My grandfather sadly passed away before I was born. I would love to have known him. My father taught me to sail and told me that the best sailors win races when there is no wind! This applies to business – when times are good, business is easy. It is when times are tough that the “real men (and women)” make all the difference.
But he also taught me to be kind, humble, and respectful and to always say thank you. And that love conquers all!
You are successful and changing lives along the way with one investment at a time when you look at your work with invest Africa so far, would you do anything different?
I do too many meetings and then find it hard to do my long-term thinking. Most of my best ideas are on long plane trips, or in the shower (while I am singing). In the future, I would love to do fewer meetings and more planning and thinking.
If you had to share with a room full of aspiring young businesspeople, what are some of those business secrets you’d like to share with them about achieving success?
- Life is a mystery to be lived, not a problem to be solved.
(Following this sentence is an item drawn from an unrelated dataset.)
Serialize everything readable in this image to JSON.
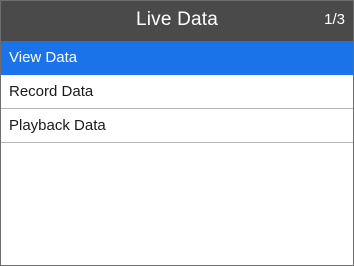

- Always hire better and smarter people than yourself.
- Read the poem “IF” by Kipling.
- Do what you enjoy, not what pays you the best.
How do you unwind from the cumbersome task of being a global businessman?
I like to play golf, I like to read, I like to swim – these three things make me happy and relaxed. But being with my wife and children is the greatest treat of all!
Lastly, 30 years from now, what would you want the world to remember Rob Hersov for when the name is mentioned around the world?
The person you have to meet – the Mayor of Africa.